Galileo ritiene la scienza un fatto d’interesse pubblico, che non può essere relegato solo alle sfere più alte della società. Sceglie, pertanto, il volgare a discapito del latino per coinvolgere un pubblico il più vasto possibile, rispetto alla sola cerchia degli eruditi. Tra le sue qualità migliori si annoverano la chiarezza descrittiva della lingua e la forma convincente con cui presenta i risultati delle sue ricerche, anche in campo non scientifico. Atteggiamento che si riflette appieno nel suo stile, caratterizzato da una prosa chiara e diretta, sempre finalizzata ad uno scopo ben preciso. A metà tra relazione scientifica e opera letteraria, il «Sidereus Nuncius» è da più parti considerato come il prototipo di un genere di scrittura fino a quel momento mai visto, in cui la narrazione si fa portatrice di informazioni di natura scientifica, dimostrate e dimostrabili, tanto da rendere Galileo anche un grande scrittore nell’ambito della letteratura italiana.

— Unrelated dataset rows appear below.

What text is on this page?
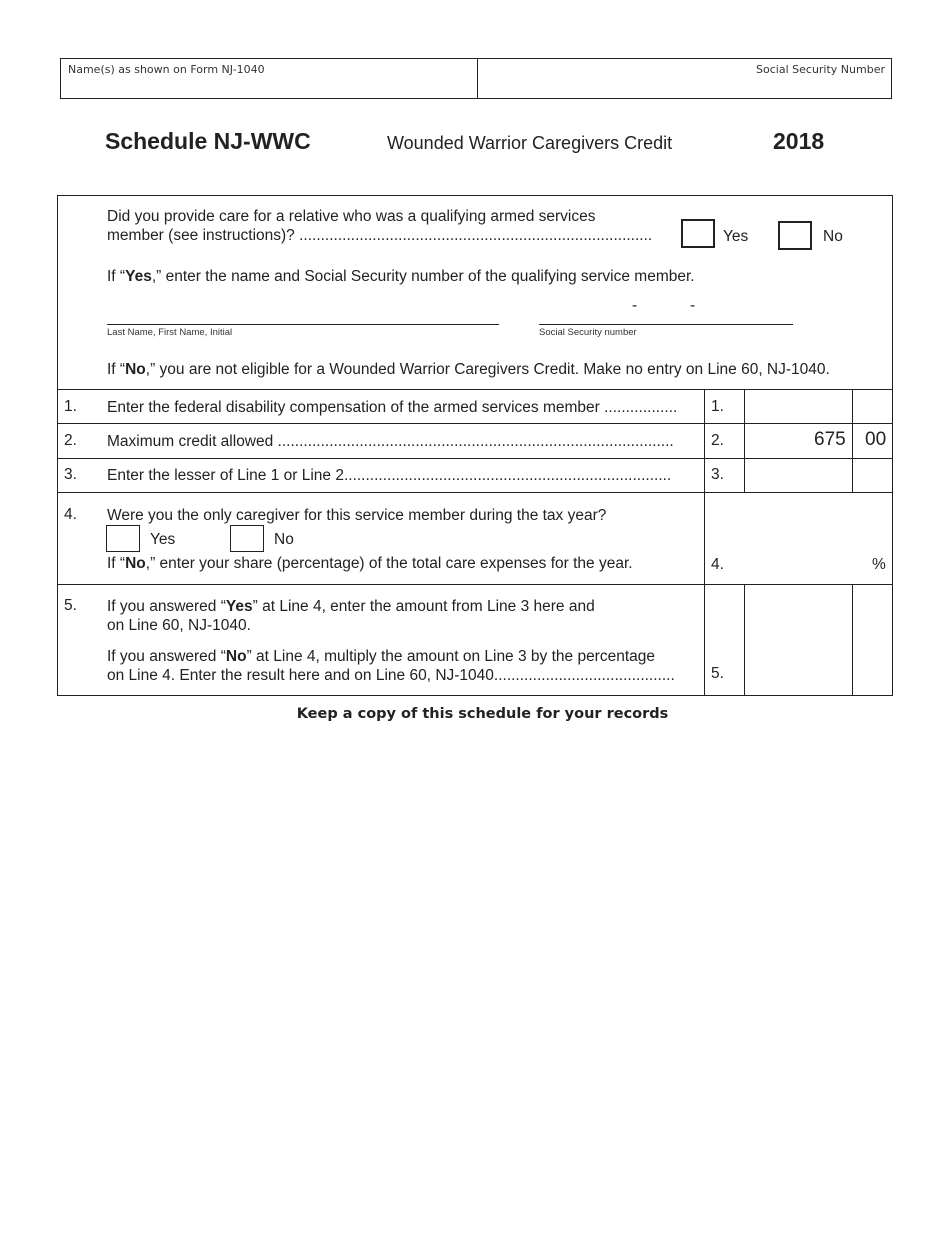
Name(s) as shown on Form NJ-1040	Social Security Number
Schedule NJ-WWC	Wounded Warrior Caregivers Credit	2018
Did you provide care for a relative who was a qualifying armed services
member (see instructions)? ..................................................................................	Yes	No
If “Yes,” enter the name and Social Security number of the qualifying service member.
Last Name, First Name, Initial
-	-
Social Security number
If “No,” you are not eligible for a Wounded Warrior Caregivers Credit. Make no entry on Line 60, NJ-1040.
1. Enter the federal disability compensation of the armed services member ................. 1.
2. Maximum credit allowed ............................................................................................ 2.	675 00
3. Enter the lesser of Line 1 or Line 2............................................................................	3.
4. Were you the only caregiver for this service member during the tax year?
Yes	No
If “No,” enter your share (percentage) of the total care expenses for the year.	4.	%
5. If you answered “Yes” at Line 4, enter the amount from Line 3 here and
on Line 60, NJ-1040.
If you answered “No” at Line 4, multiply the amount on Line 3 by the percentage
on Line 4. Enter the result here and on Line 60, NJ-1040.......................................... 5.
Keep a copy of this schedule for your records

TRA GLI SCRITTORI ITALIANI del Novecento che hanno interpretato al meglio la lezione di Galileo, Bucciantini riconosce Carlo Emilio Gadda, Italo Calvino, Primo Levi e Daniele Del Giudice. Calvino in un passo della sua raccolta di saggi Una pietra sopra scriveva: «Galileo usa il linguaggio non come uno strumento neutro, ma con una coscienza letteraria, con una continua partecipazione espressiva, immaginativa, addirittura lirica. Leggendo Galileo mi piace cercare i passi in cui parla della Luna: è la prima volta che la Luna diventa per gli uomini un oggetto reale, che viene descritta minutamente come cosa tangibile, eppure appena la Luna compare, nel linguaggio di Galileo si sente una specie di rarefazione, di levitazione: ci s’innalza in un’incantata sospensione».

Il messaggio più importante che Galileo ci trasmette, come Bucciantini rimarca chiudendo il suo saggio è quello di «un’idea di scienza come sapere autonomo, aperto e pubblico, fondato sul binomi inseparabile delle sensate esperienze e delle certe dimostrazioni». Ancora oggi di un’estrema modernità e un monito per tutti noi.